Mostly because databases are the key piece o data-persistence infrastructure. Spinning up a MySQL db to dev against, or a single server for a hobby project is quick and easy.

In production, all of a sudden you have a lot of work to do, especially around HA. Figure out replication, get it working, figure out how to monitor/alert if it stops working, figure out failover, figure out how to test that failover actually works, etc.

Support around that stuff has improved over the years, but it's still non-trivial and high-risk to DIY. It's a very different scenario than a stateless app server where you can have easy redundancy.

For me it isn't even this complicated. I just don't want to have to manage OS/MySQL/Postgres version upgrades or worry about having to troubleshoot when things on the server go south.

Just give me a database to connect to and take my money, please.

I think you mean, shut up and take my money :)
timdev2 sums up my original sentiment quite well. Is spinning up and maintaining a DB architecture doable? Of course... But there are so many complexities involved for real production that it would greatly slow us down.

If we had staff to dedicate directly to this then it wouldn't be an issue. But paying for a managed service that gives us production grade data access is a no-brainer for any non-trivial application we build.

and unless you're one of the elite few for whom good HA is actually easy, your attempts will likely end up with something that you _believe_ is as available as RDS
For a lot of situations, MySQL with backups and a hot standby is fine.
It's not about when things are going well... anyone here can setup a DB instance and run against it. It's failover/HA or recovery options that are not considered by most. Not everyone can afford to take a half a day or more to setup for backups, or read mirrors, or failover, other clustering options. Not to mention actual recovery modes.

I'm happy to pay a few dollars a month for someone else to automate.
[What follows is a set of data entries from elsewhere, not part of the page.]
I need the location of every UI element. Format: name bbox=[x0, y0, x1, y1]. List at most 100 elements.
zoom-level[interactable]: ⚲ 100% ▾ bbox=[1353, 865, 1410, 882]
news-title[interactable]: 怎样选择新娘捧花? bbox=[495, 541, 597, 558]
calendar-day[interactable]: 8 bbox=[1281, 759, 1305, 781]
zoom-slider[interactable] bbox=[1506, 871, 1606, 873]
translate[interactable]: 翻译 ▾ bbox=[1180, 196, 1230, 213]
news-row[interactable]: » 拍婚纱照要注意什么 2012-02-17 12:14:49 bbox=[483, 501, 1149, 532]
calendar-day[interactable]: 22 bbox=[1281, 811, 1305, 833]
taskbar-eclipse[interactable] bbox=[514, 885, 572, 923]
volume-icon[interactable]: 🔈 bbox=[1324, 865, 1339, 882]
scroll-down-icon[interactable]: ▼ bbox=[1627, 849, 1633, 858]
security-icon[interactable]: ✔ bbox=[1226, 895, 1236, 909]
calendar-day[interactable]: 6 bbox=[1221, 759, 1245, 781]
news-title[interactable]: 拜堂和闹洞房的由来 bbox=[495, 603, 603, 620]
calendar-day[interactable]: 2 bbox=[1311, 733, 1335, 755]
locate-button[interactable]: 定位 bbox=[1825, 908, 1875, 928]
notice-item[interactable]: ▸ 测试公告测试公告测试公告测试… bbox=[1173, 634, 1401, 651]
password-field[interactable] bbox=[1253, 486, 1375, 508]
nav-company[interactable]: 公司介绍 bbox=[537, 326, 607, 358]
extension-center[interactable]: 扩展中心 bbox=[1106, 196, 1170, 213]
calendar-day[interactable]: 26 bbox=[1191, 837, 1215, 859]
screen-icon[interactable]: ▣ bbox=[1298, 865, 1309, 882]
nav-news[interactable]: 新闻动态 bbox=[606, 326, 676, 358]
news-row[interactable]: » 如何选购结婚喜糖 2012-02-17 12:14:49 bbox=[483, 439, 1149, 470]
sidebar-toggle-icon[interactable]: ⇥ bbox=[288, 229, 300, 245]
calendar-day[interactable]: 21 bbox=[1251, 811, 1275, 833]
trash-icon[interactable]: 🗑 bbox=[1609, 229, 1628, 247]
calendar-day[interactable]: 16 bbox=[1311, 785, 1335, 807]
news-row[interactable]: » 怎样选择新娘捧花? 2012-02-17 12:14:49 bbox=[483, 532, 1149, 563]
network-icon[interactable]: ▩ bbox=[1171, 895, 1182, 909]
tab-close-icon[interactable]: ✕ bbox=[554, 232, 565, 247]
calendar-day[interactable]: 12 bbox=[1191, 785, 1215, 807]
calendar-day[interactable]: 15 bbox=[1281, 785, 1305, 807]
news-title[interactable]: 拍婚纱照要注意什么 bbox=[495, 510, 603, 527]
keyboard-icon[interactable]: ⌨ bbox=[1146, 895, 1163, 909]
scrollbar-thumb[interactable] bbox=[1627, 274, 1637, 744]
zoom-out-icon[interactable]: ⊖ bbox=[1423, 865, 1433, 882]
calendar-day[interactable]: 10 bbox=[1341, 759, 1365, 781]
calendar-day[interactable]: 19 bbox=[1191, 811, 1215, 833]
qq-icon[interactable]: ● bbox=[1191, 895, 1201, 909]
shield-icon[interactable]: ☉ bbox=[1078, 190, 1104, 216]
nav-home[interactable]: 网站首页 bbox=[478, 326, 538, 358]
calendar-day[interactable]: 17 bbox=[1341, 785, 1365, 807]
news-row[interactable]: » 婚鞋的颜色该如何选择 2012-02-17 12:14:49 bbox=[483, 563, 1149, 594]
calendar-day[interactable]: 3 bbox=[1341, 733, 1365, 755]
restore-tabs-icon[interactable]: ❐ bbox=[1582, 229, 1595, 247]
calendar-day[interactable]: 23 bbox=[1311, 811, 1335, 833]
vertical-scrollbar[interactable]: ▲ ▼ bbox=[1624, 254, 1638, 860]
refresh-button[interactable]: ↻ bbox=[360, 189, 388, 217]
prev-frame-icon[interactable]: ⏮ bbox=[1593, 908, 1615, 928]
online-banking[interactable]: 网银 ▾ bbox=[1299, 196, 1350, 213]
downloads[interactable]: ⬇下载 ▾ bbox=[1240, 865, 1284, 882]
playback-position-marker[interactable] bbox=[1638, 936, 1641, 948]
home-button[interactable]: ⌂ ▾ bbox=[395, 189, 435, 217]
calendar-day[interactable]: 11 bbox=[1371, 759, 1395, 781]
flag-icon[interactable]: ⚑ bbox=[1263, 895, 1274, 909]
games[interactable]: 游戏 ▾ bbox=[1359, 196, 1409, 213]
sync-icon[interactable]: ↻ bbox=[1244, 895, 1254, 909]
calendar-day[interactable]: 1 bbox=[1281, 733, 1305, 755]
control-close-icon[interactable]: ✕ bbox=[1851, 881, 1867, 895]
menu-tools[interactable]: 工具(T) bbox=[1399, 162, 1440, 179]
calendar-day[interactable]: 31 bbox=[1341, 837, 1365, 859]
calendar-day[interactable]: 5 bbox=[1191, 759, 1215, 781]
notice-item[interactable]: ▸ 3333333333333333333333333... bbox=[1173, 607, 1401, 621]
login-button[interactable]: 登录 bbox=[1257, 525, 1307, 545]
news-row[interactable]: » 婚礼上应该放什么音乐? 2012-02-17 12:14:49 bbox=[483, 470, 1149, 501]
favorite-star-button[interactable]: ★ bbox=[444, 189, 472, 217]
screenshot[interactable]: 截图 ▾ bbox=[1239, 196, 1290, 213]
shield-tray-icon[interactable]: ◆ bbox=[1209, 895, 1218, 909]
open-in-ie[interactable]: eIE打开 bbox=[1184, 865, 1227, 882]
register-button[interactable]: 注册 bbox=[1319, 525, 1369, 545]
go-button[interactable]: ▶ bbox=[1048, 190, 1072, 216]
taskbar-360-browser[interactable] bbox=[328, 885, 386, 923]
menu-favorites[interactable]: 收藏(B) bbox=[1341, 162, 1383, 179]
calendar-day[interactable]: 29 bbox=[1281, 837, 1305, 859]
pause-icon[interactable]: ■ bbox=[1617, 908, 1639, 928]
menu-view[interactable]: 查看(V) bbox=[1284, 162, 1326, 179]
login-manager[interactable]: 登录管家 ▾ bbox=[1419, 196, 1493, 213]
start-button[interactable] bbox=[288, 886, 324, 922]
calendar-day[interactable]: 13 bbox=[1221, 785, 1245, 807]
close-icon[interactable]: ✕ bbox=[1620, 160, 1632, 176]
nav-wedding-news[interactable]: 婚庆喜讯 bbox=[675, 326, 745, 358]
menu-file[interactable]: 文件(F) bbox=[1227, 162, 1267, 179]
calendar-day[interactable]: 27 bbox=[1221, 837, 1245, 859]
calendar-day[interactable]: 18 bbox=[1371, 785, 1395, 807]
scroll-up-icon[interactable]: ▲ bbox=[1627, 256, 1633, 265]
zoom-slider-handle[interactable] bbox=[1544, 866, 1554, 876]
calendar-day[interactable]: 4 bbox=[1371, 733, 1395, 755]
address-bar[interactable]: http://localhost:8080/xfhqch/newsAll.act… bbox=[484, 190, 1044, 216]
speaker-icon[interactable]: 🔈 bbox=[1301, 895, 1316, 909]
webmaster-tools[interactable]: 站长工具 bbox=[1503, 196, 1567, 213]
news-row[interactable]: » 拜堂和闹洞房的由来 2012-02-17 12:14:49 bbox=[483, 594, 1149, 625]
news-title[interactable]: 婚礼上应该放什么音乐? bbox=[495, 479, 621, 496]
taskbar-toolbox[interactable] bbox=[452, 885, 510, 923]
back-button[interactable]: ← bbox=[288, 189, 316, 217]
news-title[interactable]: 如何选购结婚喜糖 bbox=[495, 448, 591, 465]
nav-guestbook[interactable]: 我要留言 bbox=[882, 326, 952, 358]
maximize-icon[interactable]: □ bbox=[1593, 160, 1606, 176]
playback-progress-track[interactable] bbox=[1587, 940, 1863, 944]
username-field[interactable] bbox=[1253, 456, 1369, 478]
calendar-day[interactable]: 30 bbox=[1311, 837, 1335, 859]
It's not just the database itself, it's everything else you have to do to do it right. How will you do backups and replication? How will you recover? What are the ideal configuration settings for your particular situation? What about authentication, roles, open ports, allowed ip address ranges, etc.
Yep, that's my main motivation for not even attempting it. There are a ton of security settings alone. I am not gonna be the idiot who will let a 14-year old bored script kiddie into my VPS-es so they can have a laugh at my expense.

I prefer the managed services. Save for the high availability you get tons of best security practices -- all for a few bucks a month. It's usually a such a crazy cheap deal it's almost not fair to them.

Running your own DB is a recipe for disaster UNLESS you know what you are doing and can invest resources continuously in keeping it up. If you have a good DBA, it probably isn't too much of hassle as long as you scale up with the number of DBs and you have automation to help along the way. However, at that point you are almost to a hosted solution anyway.

For hobby projects, a single self-managed instance is fine. For production in a business critical environment, much more thought needs to go in.